2.使用EIGENSOFT中内置的convertf 将文件转化为smartpca的输入文件:
convertf -p transfer.conf
需要一个transfer.conf文件
##config file
genotypename: myfile.ped
snpname: myfile.map
indivname: myfile.ped
outputformat: EIGENSTRAT
genotypeoutname: myfile.geno
snpoutname: myfile.snp
indivoutname: myfile.ind
familynames: NO
这一步本应该生成sylvaticum.eigenstratgeno, sylvaticum.snp, sylvaticum.ind 三个文件,但是却报错。
报错信息如下:
parameter file: transfer.conf
genotypename: myfile.ped
snpname: myfile.map
indivname: myfile.ped
outputformat: EIGENSTRAT
genotypeoutname: myfile.eigenstratgeno
snpoutname: myfile.snp
indivoutname: myfile.ind
familynames: NO
warning (mapfile): bad chrom: 0 Chr01:1074 0 1074
warning (mapfile): bad chrom: 0 Chr01:1194 0 1194
warning (mapfile): bad chrom: 0 Chr01:1644 0 1644
warning (mapfile): bad chrom: 0 Chr01:1645 0 1645
warning (mapfile): bad chrom: 0 Chr01:1825 0 1825
warning (mapfile): bad chrom: 0 Chr01:2917 0 2917
warning (mapfile): bad chrom: 0 Chr01:3190 0 3190
warning (mapfile): bad chrom: 0 Chr01:3193 0 3193
warning (mapfile): bad chrom: 0 Chr01:3219 0 3219
warning (mapfile): bad chrom: 0 Chr01:3248 0 3248
genetic distance set from physical distance
PLINK input.

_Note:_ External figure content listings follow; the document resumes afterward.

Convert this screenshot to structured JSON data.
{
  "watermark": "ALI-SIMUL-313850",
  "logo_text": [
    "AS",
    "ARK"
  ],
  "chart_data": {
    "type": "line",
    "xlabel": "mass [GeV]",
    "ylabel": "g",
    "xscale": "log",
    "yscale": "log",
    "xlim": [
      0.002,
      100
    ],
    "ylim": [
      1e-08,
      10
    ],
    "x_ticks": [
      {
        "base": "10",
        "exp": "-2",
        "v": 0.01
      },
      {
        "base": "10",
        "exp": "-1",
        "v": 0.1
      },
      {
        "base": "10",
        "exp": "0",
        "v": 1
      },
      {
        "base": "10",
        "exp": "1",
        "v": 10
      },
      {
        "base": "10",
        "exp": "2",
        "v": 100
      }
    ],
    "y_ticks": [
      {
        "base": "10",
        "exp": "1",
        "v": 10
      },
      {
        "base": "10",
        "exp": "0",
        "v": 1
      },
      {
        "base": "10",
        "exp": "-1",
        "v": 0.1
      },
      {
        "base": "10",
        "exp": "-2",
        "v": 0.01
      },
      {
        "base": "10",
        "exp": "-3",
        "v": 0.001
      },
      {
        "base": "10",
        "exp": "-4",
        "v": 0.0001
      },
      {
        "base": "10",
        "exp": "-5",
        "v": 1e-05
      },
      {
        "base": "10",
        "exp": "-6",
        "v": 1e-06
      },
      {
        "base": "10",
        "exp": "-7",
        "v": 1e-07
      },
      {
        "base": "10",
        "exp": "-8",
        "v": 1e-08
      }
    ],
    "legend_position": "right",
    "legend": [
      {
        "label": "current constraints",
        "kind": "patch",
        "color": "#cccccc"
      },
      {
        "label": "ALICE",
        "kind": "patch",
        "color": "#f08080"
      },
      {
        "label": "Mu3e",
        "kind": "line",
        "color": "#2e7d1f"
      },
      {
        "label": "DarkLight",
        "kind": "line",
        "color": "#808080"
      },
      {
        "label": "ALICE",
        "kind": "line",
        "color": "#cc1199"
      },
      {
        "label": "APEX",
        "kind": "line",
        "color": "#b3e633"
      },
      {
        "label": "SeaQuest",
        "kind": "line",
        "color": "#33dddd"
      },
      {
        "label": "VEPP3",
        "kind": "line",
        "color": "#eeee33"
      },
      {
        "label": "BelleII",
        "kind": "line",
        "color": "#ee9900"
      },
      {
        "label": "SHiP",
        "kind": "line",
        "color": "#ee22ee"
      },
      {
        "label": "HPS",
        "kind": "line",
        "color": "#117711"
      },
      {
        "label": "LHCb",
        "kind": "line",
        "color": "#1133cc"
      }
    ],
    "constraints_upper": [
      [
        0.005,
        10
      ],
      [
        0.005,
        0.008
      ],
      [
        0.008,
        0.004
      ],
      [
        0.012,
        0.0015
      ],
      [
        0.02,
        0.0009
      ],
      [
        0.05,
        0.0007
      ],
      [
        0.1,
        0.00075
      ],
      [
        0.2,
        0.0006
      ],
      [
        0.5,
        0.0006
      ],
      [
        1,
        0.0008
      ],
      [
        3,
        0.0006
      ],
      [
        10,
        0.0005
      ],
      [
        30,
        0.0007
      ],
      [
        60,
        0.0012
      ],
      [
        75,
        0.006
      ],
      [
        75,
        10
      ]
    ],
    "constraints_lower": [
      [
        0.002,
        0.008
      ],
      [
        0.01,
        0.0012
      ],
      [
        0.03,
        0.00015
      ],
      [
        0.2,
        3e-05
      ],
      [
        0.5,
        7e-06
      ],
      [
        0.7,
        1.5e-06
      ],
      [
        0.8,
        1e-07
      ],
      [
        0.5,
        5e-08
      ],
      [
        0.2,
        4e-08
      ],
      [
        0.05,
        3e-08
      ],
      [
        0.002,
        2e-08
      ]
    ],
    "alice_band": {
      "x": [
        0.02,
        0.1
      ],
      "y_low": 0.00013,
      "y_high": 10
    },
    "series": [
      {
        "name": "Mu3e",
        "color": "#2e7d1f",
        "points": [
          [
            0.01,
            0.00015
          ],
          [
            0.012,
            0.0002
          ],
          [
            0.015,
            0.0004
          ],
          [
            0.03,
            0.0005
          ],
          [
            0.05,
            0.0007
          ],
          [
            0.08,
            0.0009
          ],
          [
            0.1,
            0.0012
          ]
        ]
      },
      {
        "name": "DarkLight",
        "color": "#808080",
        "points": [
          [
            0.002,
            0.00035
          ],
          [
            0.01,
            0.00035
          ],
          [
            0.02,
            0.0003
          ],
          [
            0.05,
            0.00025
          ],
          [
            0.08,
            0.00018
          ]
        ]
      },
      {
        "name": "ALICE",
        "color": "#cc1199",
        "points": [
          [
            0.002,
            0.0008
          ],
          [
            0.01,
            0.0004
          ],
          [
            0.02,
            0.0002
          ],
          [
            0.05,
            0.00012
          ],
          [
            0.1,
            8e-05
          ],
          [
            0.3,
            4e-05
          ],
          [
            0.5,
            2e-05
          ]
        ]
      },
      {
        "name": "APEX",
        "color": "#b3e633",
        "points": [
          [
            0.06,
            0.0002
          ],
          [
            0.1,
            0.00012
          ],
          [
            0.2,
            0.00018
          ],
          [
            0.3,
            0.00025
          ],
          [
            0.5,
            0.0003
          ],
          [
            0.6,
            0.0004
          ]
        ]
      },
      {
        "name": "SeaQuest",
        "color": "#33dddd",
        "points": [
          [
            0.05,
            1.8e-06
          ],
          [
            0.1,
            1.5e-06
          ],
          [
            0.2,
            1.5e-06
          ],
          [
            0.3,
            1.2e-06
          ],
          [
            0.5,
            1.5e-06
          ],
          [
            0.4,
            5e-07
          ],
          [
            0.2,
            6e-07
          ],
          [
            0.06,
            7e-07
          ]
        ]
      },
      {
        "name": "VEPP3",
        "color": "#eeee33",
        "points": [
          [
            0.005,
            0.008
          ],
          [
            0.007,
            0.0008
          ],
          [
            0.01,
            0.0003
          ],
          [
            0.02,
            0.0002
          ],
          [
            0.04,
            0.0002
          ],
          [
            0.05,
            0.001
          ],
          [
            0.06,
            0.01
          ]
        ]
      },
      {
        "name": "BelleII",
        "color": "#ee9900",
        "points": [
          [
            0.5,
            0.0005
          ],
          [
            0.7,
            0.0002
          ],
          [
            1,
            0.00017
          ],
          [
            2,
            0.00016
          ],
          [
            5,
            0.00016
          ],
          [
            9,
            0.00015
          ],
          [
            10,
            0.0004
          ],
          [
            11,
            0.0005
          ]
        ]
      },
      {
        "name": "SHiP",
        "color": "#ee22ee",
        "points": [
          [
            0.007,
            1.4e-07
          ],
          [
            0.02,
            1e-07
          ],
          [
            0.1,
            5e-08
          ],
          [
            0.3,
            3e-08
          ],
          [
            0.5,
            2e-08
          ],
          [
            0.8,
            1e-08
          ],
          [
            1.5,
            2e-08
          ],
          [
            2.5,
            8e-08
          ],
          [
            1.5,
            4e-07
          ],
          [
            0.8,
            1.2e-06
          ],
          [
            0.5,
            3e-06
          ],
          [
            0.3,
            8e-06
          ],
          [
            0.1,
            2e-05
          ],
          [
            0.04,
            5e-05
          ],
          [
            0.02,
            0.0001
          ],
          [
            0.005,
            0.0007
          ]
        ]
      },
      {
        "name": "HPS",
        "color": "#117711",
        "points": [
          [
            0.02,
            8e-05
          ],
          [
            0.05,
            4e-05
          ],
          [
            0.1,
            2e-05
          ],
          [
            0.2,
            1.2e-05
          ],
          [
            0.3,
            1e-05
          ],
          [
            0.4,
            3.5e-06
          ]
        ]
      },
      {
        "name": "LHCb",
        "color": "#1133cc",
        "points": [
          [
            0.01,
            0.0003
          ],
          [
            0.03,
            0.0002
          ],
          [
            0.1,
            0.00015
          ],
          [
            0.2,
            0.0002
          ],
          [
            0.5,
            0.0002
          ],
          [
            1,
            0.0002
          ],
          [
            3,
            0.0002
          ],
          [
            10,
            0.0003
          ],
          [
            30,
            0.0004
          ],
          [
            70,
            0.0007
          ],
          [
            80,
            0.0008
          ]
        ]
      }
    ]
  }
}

No check on SNP order
snp order check fail; snp list not ordered: myfile.map (processing continues) 99 0 12
zzz 0 392203
snp order check fail; snp list not ordered: myfile.map (processing continues) 99 0 16
zzz 1 392204
snp order check fail; snp list not ordered: myfile.map (processing continues) 99 0 30
zzz 2 392205
snp order check fail; snp list not ordered: myfile.map (processing continues) 99 0 36
zzz 3 391687
snp order check fail; snp list not ordered: myfile.map (processing continues) 99 0 38
zzz 4 393019
snp order check fail; snp list not ordered: myfile.map (processing continues) 99 0 40
zzz 5 392591
snp order check fail; snp list not ordered: myfile.map (processing continues) 99 0 44
zzz 6 392592
snp order check fail; snp list not ordered: myfile.map (processing continues) 99 1 52
zzz 7 392206
snp order check fail; snp list not ordered: myfile.map (processing continues) 99 1 57
zzz 8 392684
fatalx:
no valid snps
Aborted (core dumped)
查看我的map文件,发现我用vcftools生成的map文件中第一列为0。说明染色体编号信息缺失。
less myfile.map
0 Chr01:1074 0 1074
0 Chr01:1194 0 1194
0 Chr01:1645 0 1645
0 Chr01:1825 0 1825
第一列染色体,未知则是0
第二列是SNP的名字
第三列是摩尔根距离,未知则是0
第四列是在染色体上的坐标位置
需要将map文件第一列的修改为只有数字且大于0的编号,这样才能成功。或者生成map和ped文件时尽量用高版本的plink。
3.用smartpca.perl进行pca分析
smartpca.perl -i myfile.ped -a myfile.map -b myfile.ind -o myfile.PCA -p myfile.plot -e myfile.evel -l myfile.log
4.修改.evec文件格式
将生成的.evec文件中,第一行加上 ID, GROUP, pc1, pc2, pc3等列名信息。再根据自己的文件群体情况加上一列species,格式如下:
ID PC1 PC2 PC3 PC4 PC5 PC6 PC7 PC8 PC9 PC10 species
1 -0.1483 0.1830 0.0523 -0.1494 0.0892 0.1653 0.0039 0.0159 0.0156 0.0674 A
2 -0.1479 0.1879 0.0535 -0.1410 0.1137 0.1446 -0.0395 0.0298 -0.0603 0.0878 A
3 -0.1544 -0.4085 0.1840 -0.0174 0.0287 0.0416 -0.0450 -0.0013 -0.0594 -0.0693 A
4 -0.1494 0.1231 0.0810 0.0086 -0.1877 -0.3575 0.0804 -0.0122 0.1235 0.1087 A
5 -0.1469 0.1346 0.0778 0.0291 -0.1284 -0.4283 -0.0247 -0.0017 -0.1375 -0.0921 AS
6 -0.1452 -0.0403 -0.3729 0.2533 0.0519 0.0024 -0.0944 -0.0284 -0.2040 -0.0471 AS
7 -0.1449 -0.0407 -0.3708 0.2483 0.0457 -0.0060 -0.0820 -0.0092 -0.1719 -0.1247 AS
8 -0.1461 0.1868 0.0546 -0.1281 0.1268 0.1065 -0.0901 0.0044 -0.1849 -0.2082 AS
9 -0.1469 0.1270 0.0788 0.0298 -0.1532 -0.3933 0.0091 -0.0117 -0.0387 -0.1510 AS
5.用R画图
library("ggplot2")
a=read.table("PCA.evec",header=T)
ggplot(a,aes(PC1,PC2,color=species,pch = species))+geom_point(alpha=0.8,size=4)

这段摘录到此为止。